Prompted by this thread:
https://www.metabunk.org/threads/a-...-night-sky-images-of-flaring-starlinks.14940/
I implemented a reasonably physically accurate long exposure simulation.
The issue with naive simulation of long exposure is one of dynamic range. If you simply average together a bunch of rendered frames, it will not work. The maximum dynamic range in a rendered frame is 255:1, but stars and bright lights can be many times more varied than that. Venus is about 20,000 times as bright as the dimmest star.
So what the code does is render the point sources (stars, planets, plane lights, satellites) for each frame in high dynamic range, using floating-point numbers, then combine this in the same floating-point buffer with the 3D environment background, which is rendered the normal way, and then converted to floats. We can then average these frames and freely adjust the EV (exposure) of the final result, by a lot, to expose for dimmer stars and trails.

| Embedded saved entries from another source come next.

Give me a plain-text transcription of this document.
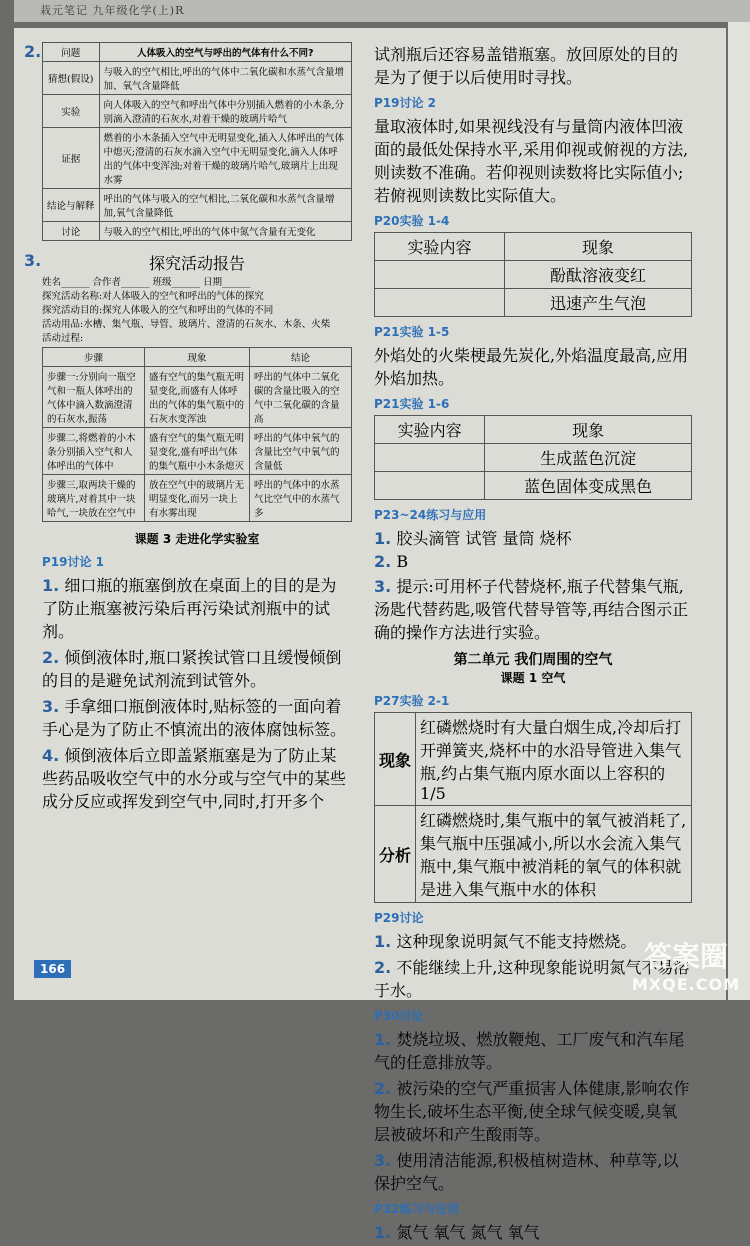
栽元笔记 九年级化学(上)R
2. 问题	人体吸入的空气与呼出的气体有什么不同?
猜想(假设)	与吸入的空气相比,呼出的气体中二氧化碳和水蒸气含量增加、氧气含量降低
实验	向人体吸入的空气和呼出气体中分别插入燃着的小木条,分别滴入澄清的石灰水,对着干燥的玻璃片哈气
证据	燃着的小木条插入空气中无明显变化,插入人体呼出的气体中熄灭;澄清的石灰水滴入空气中无明显变化,滴入人体呼出的气体中变浑浊;对着干燥的玻璃片哈气,玻璃片上出现水雾
结论与解释	呼出的气体与吸入的空气相比,二氧化碳和水蒸气含量增加,氧气含量降低
讨论	与吸入的空气相比,呼出的气体中氮气含量有无变化
3.	探究活动报告
姓名______ 合作者______ 班级______ 日期______
探究活动名称:对人体吸入的空气和呼出的气体的探究
探究活动目的:探究人体吸入的空气和呼出的气体的不同
活动用品:水槽、集气瓶、导管、玻璃片、澄清的石灰水、木条、火柴
活动过程:
步骤	现象	结论
步骤一:分别向一瓶空气和一瓶人体呼出的气体中滴入数滴澄清的石灰水,振荡	盛有空气的集气瓶无明显变化,而盛有人体呼出的气体的集气瓶中的石灰水变浑浊	呼出的气体中二氧化碳的含量比吸入的空气中二氧化碳的含量高
步骤二,将燃着的小木条分别插入空气和人体呼出的气体中	盛有空气的集气瓶无明显变化,盛有呼出气体的集气瓶中小木条熄灭	呼出的气体中氧气的含量比空气中氧气的含量低
步骤三,取两块干燥的玻璃片,对着其中一块哈气,一块放在空气中	放在空气中的玻璃片无明显变化,而另一块上有水雾出现	呼出的气体中的水蒸气比空气中的水蒸气多
课题 3 走进化学实验室
P19讨论 1
1. 细口瓶的瓶塞倒放在桌面上的目的是为了防止瓶塞被污染后再污染试剂瓶中的试剂。
2. 倾倒液体时,瓶口紧挨试管口且缓慢倾倒的目的是避免试剂流到试管外。
3. 手拿细口瓶倒液体时,贴标签的一面向着手心是为了防止不慎流出的液体腐蚀标签。
4. 倾倒液体后立即盖紧瓶塞是为了防止某些药品吸收空气中的水分或与空气中的某些成分反应或挥发到空气中,同时,打开多个
试剂瓶后还容易盖错瓶塞。放回原处的目的是为了便于以后使用时寻找。
P19讨论 2
量取液体时,如果视线没有与量筒内液体凹液面的最低处保持水平,采用仰视或俯视的方法,则读数不准确。若仰视则读数将比实际值小;若俯视则读数比实际值大。
P20实验 1-4
实验内容	现象
	酚酞溶液变红
	迅速产生气泡
P21实验 1-5
外焰处的火柴梗最先炭化,外焰温度最高,应用外焰加热。
P21实验 1-6
实验内容	现象
	生成蓝色沉淀
	蓝色固体变成黑色
P23~24练习与应用
1. 胶头滴管 试管 量筒 烧杯
2. B
3. 提示:可用杯子代替烧杯,瓶子代替集气瓶,汤匙代替药匙,吸管代替导管等,再结合图示正确的操作方法进行实验。
第二单元 我们周围的空气
课题 1 空气
P27实验 2-1
现象	红磷燃烧时有大量白烟生成,冷却后打开弹簧夹,烧杯中的水沿导管进入集气瓶,约占集气瓶内原水面以上容积的1/5
分析	红磷燃烧时,集气瓶中的氧气被消耗了,集气瓶中压强减小,所以水会流入集气瓶中,集气瓶中被消耗的氧气的体积就是进入集气瓶中水的体积
P29讨论
1. 这种现象说明氮气不能支持燃烧。
2. 不能继续上升,这种现象能说明氮气不易溶于水。
P30讨论
1. 焚烧垃圾、燃放鞭炮、工厂废气和汽车尾气的任意排放等。
2. 被污染的空气严重损害人体健康,影响农作物生长,破坏生态平衡,使全球气候变暖,臭氧层被破坏和产生酸雨等。
3. 使用清洁能源,积极植树造林、种草等,以保护空气。
P32练习与应用
1. 氮气 氧气 氮气 氧气
166
答案圈
MXQE.COM
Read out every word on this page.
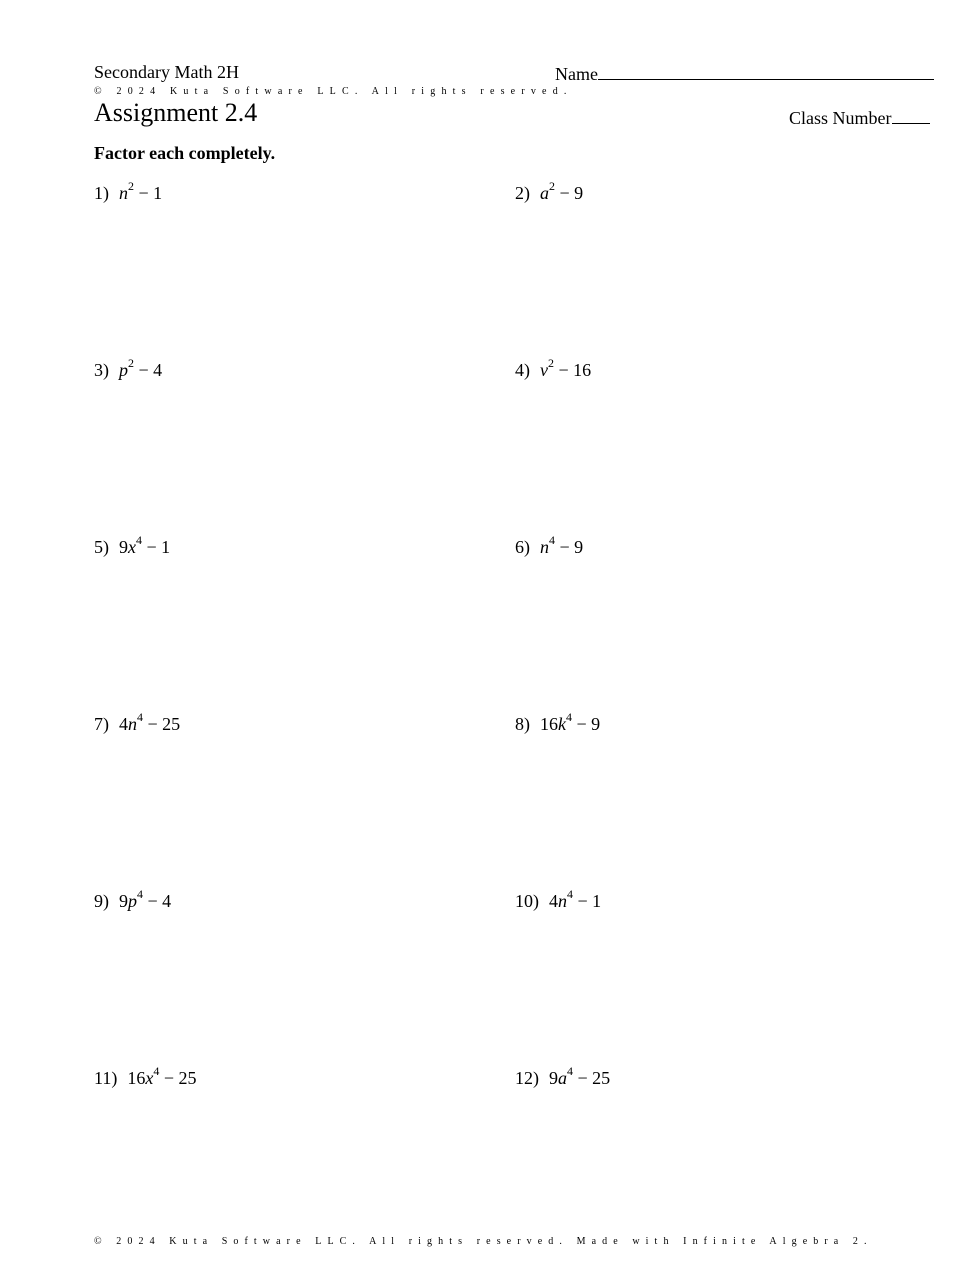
Secondary Math 2H	Name
© 2024 Kuta Software LLC. All rights reserved.
Assignment 2.4	Class Number
Factor each completely.
1) $n^2 - 1$	2) $a^2 - 9$
3) $p^2 - 4$	4) $v^2 - 16$
5) $9x^4 - 1$	6) $n^4 - 9$
7) $4n^4 - 25$	8) $16k^4 - 9$
9) $9p^4 - 4$	10) $4n^4 - 1$
11) $16x^4 - 25$	12) $9a^4 - 25$
© 2024 Kuta Software LLC. All rights reserved. Made with Infinite Algebra 2.
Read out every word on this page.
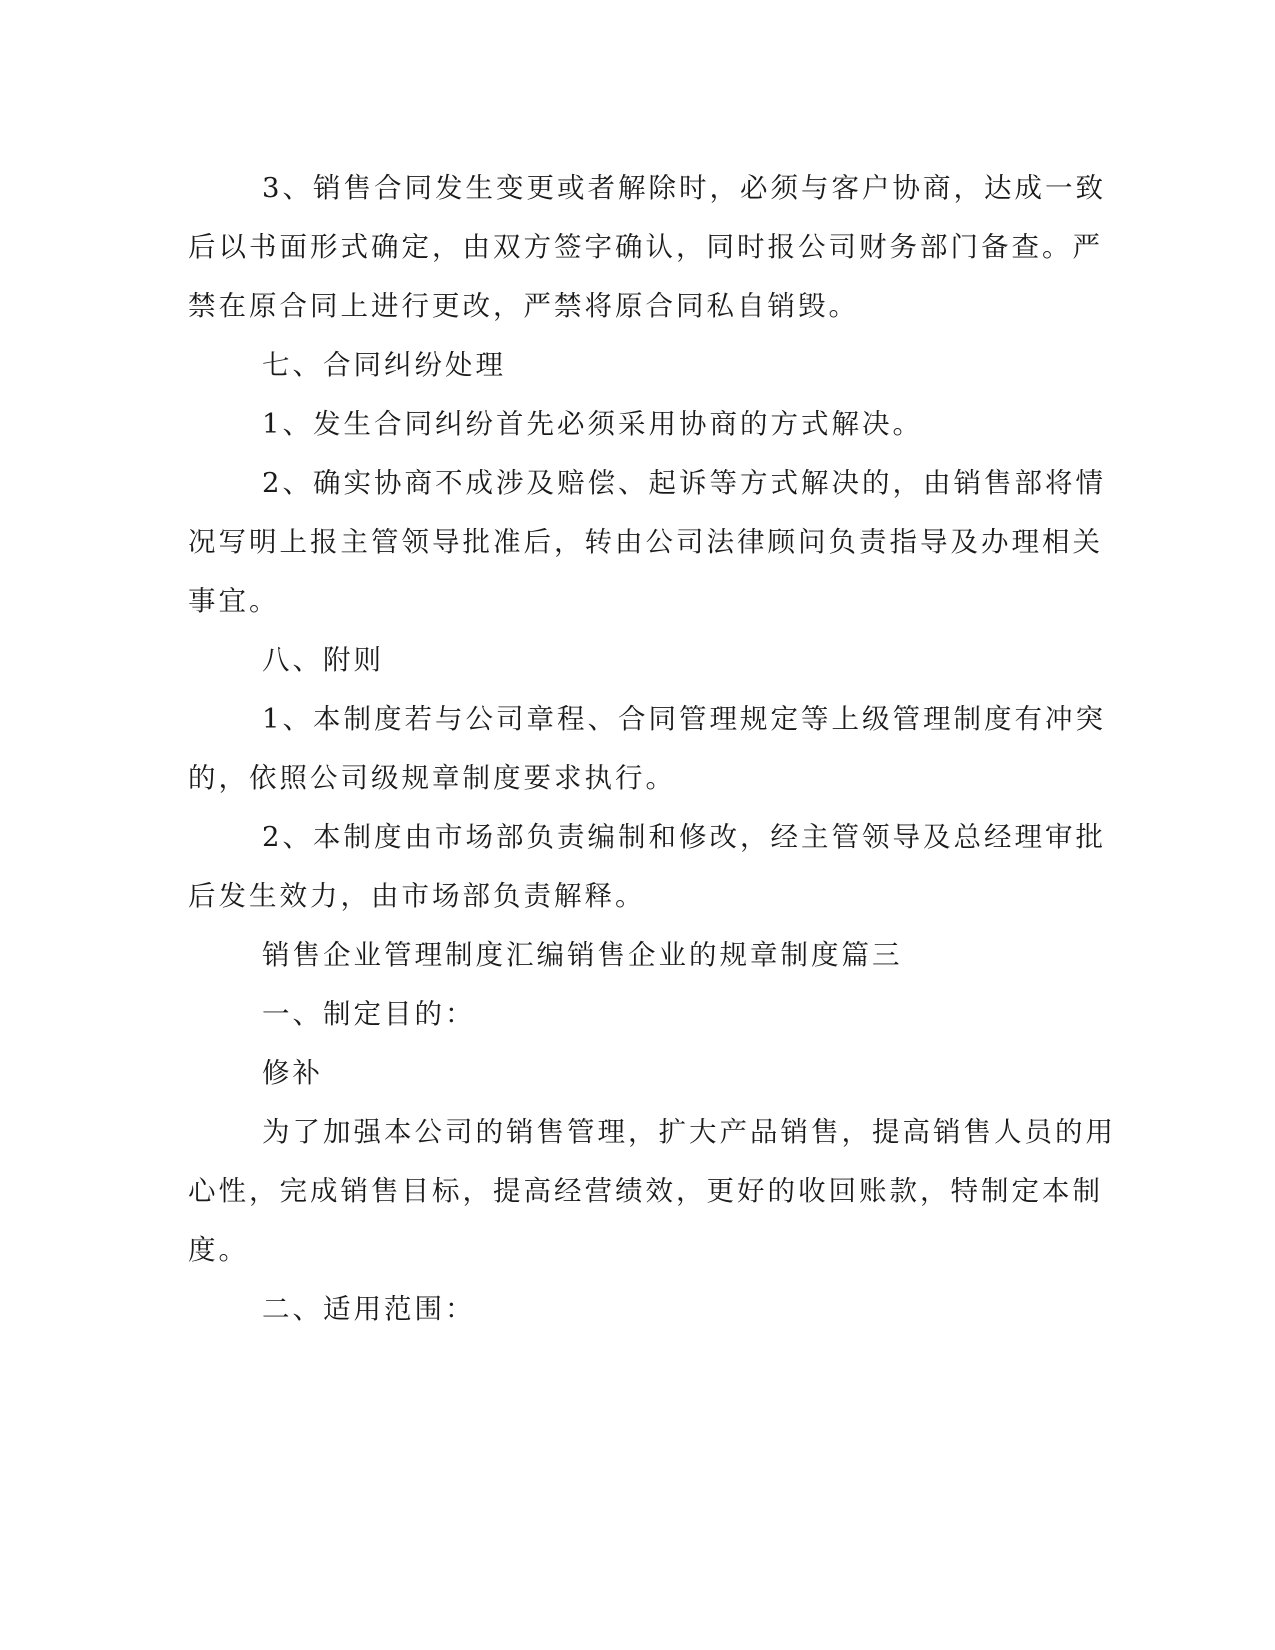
3、销售合同发生变更或者解除时，必须与客户协商，达成一致

后以书面形式确定，由双方签字确认，同时报公司财务部门备查。严

禁在原合同上进行更改，严禁将原合同私自销毁。

七、合同纠纷处理

1、发生合同纠纷首先必须采用协商的方式解决。

2、确实协商不成涉及赔偿、起诉等方式解决的，由销售部将情

况写明上报主管领导批准后，转由公司法律顾问负责指导及办理相关

事宜。

八、附则

1、本制度若与公司章程、合同管理规定等上级管理制度有冲突

的，依照公司级规章制度要求执行。

2、本制度由市场部负责编制和修改，经主管领导及总经理审批

后发生效力，由市场部负责解释。

销售企业管理制度汇编销售企业的规章制度篇三

一、制定目的：

修补

为了加强本公司的销售管理，扩大产品销售，提高销售人员的用

心性，完成销售目标，提高经营绩效，更好的收回账款，特制定本制

度。

二、适用范围：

The background can get very bright, so you might want to adjust the ambient down to 0.01 for a more realistic night exposure. No moonlight (yet)
Also works with planes.
There's an optional camera nudge, where you can bang the camera by a random amount, and let it settle over a variable time (controlled by frequency and damping)
Here, for example, I focus on Capella, with the camera set to "Celestial Lock", and the Long Exposure's "Lock Camera" disabled to allow it to track the sky. The expose time is 0.5 minutes (30 seconds), and I have a nudge at 5 seconds. Since Capella is so much brighter than the other stars, we see the wiggle around it, but not the others, giving the illusion of motion. The oter star DO have trails. You can just see one of the other bright stars, and if you boosted the EV in HDR, you'd see more.
Other important parameters:
"Lock Camera Heading" fixes the camera at the first frame's orientation. If the camera is on a plane, then you need this on, otherwise the star trails will look weird.
"Frame Step" is 30 by default, meaning one (virtual) exposure per second. This is fine for star trails, but for satellites and planes you will probably need to reduce it, down to 1 for best quality.
The rest are just tweaks, hover the mouse over them for a quick description.